那天是屬於她的人生傍晚。
任東跑得很快,可徐西桐也不甘示弱,她很快追上他,任東落後又攢著勁超過她,徐西桐繼續跑贏他。
一會兒徐西桐跑在前頭,一會兒任東跑在前頭,像是追逐遊戲。
徐西桐不記得自己跑了有多久,她的喉嚨猶如火燒,全身都在發燙出汗,他們繞著整個北覺縣在奔跑,繞過一片又一片的礦區,煙囪里冒出的滾滾黑煙被甩在後面,他們踩上石堆,越過山丘,逆著風,追趕著燙金色的盛大晚霞。

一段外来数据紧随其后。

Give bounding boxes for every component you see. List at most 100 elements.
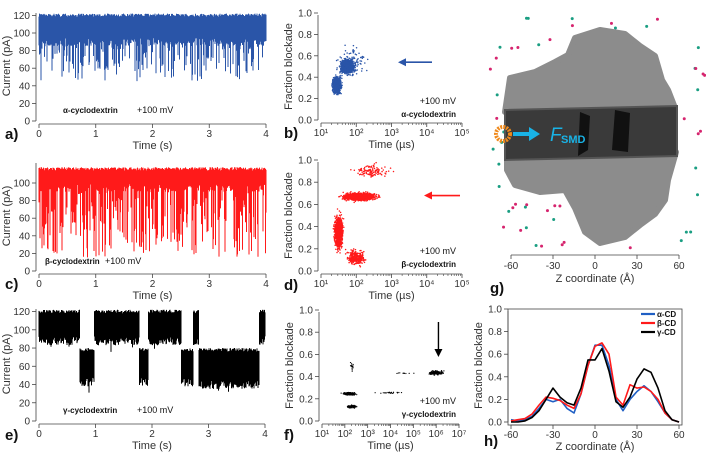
x-tick-label: 10⁵ [454,279,469,290]
data-point [344,65,347,67]
data-point [352,48,354,51]
y-tick-label: 120 [13,307,30,318]
scatter-points [332,161,395,268]
data-point [360,70,363,72]
data-point [339,215,342,217]
data-point [336,246,339,248]
data-point [356,65,358,67]
data-point [332,227,335,230]
data-point [338,220,340,223]
data-point [353,56,355,58]
data-point [348,52,351,55]
data-point [352,57,354,60]
x-tick-label: 1 [93,279,99,290]
data-point [342,68,344,70]
data-point [343,226,345,229]
data-point [332,87,335,89]
data-point [339,74,341,77]
data-point [346,70,349,72]
x-tick-label: 4 [262,429,268,440]
x-axis-label: Time (s) [132,440,172,452]
data-point [343,70,345,72]
y-tick-label: 0 [24,417,30,428]
data-point [349,52,352,55]
data-point [346,52,348,54]
data-point [355,72,358,75]
data-point [335,77,337,79]
data-point [341,74,343,77]
data-point [343,60,346,63]
data-point [351,66,354,69]
panel-label: a) [5,126,18,143]
data-point [336,68,338,71]
data-point [339,244,341,246]
data-point [355,61,357,63]
molecule-label: γ-cyclodextrin [63,406,117,415]
data-point [336,208,339,210]
data-point [339,234,342,237]
voltage-label: +100 mV [105,256,141,266]
data-point [338,65,341,67]
data-point [338,218,341,221]
y-tick-label: 1.0 [298,156,312,167]
arrow-head-icon [398,58,406,67]
scatter-points [331,44,369,96]
data-point [356,62,359,64]
data-point [336,67,338,69]
y-tick-label: 0.0 [298,116,312,127]
data-point [354,64,357,66]
data-point [336,81,338,83]
x-tick-label: 10² [349,279,364,290]
data-point [339,71,341,73]
data-point [345,67,347,69]
data-point [334,215,336,218]
x-axis-label: Time (µs) [368,290,414,302]
data-point [352,60,354,62]
y-tick-label: 0.2 [298,244,312,255]
data-point [340,237,343,240]
data-point [338,76,341,78]
data-point [340,224,343,227]
y-tick-label: 80 [19,344,31,355]
current-trace [38,309,266,393]
data-point [351,62,354,65]
y-tick-label: 0.4 [298,73,312,84]
data-point [339,79,342,82]
x-tick-label: 0 [36,429,42,440]
data-point [356,69,359,71]
data-point [338,82,341,85]
data-point [339,228,341,231]
data-point [334,89,337,91]
y-tick-label: 40 [19,380,31,391]
data-point [338,88,341,90]
data-point [335,82,337,84]
data-point [356,59,359,61]
x-tick-label: 10⁵ [454,128,469,139]
data-point [337,241,339,243]
data-point [332,90,334,92]
x-tick-label: 4 [263,279,269,290]
data-point [339,239,342,242]
data-point [339,223,342,225]
data-point [348,68,350,71]
data-point [344,70,347,73]
data-point [343,63,345,66]
data-point [333,225,335,228]
data-point [335,248,337,250]
x-tick-label: 10¹ [314,279,329,290]
data-point [361,56,364,58]
data-point [341,84,343,87]
data-point [335,84,338,87]
data-point [349,67,352,70]
data-point [350,58,352,60]
y-tick-label: 0.6 [298,51,312,62]
data-point [341,241,343,243]
y-tick-label: 0.4 [298,222,312,233]
data-point [339,67,342,70]
data-point [354,66,356,69]
data-point [336,248,339,251]
data-point [349,60,352,62]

有大雁飛過,從天空往下俯視,看見兩個奮力奔跑的剪影。
北覺縣像一隻巨大的正在沉睡的動物,被他們落在身後。
他們跑到一片廢棄的礦區,徐西桐張開雙手,風猛烈地穿過她,衣服被吹得鼓鼓的,結果不慎踩空,腳一崴,膝蓋跪在鋒利的石塊上,傳來剔骨般的疼痛。
是不是有理由哭了?
眼淚一顆接一顆地掉在下來,融在黑色的石頭縫隙中。任東跑了一半見沒人,他跑回到徐西桐跟前,蹲下來,身上又沒紙,只好掀起體恤的一角摁住她的傷口止血,低聲問道:
「痛不痛?
對上一雙盈盈淚眼,任東喘著氣有些手足無措,哪知徐西桐哭著哭著開始放聲大笑,不是假笑的那種,她的笑弧擴得無限大,露出一顆小虎牙。
任東疑惑,卻也跟著一起笑。
血止住後,兩人一起爬上礦山最頂點,站在高處,視線變得開闊起來。四處一望無際都是嶙峋的黑色褐色石頭,像到了火山世界,冷酷,莊嚴,又寂靜。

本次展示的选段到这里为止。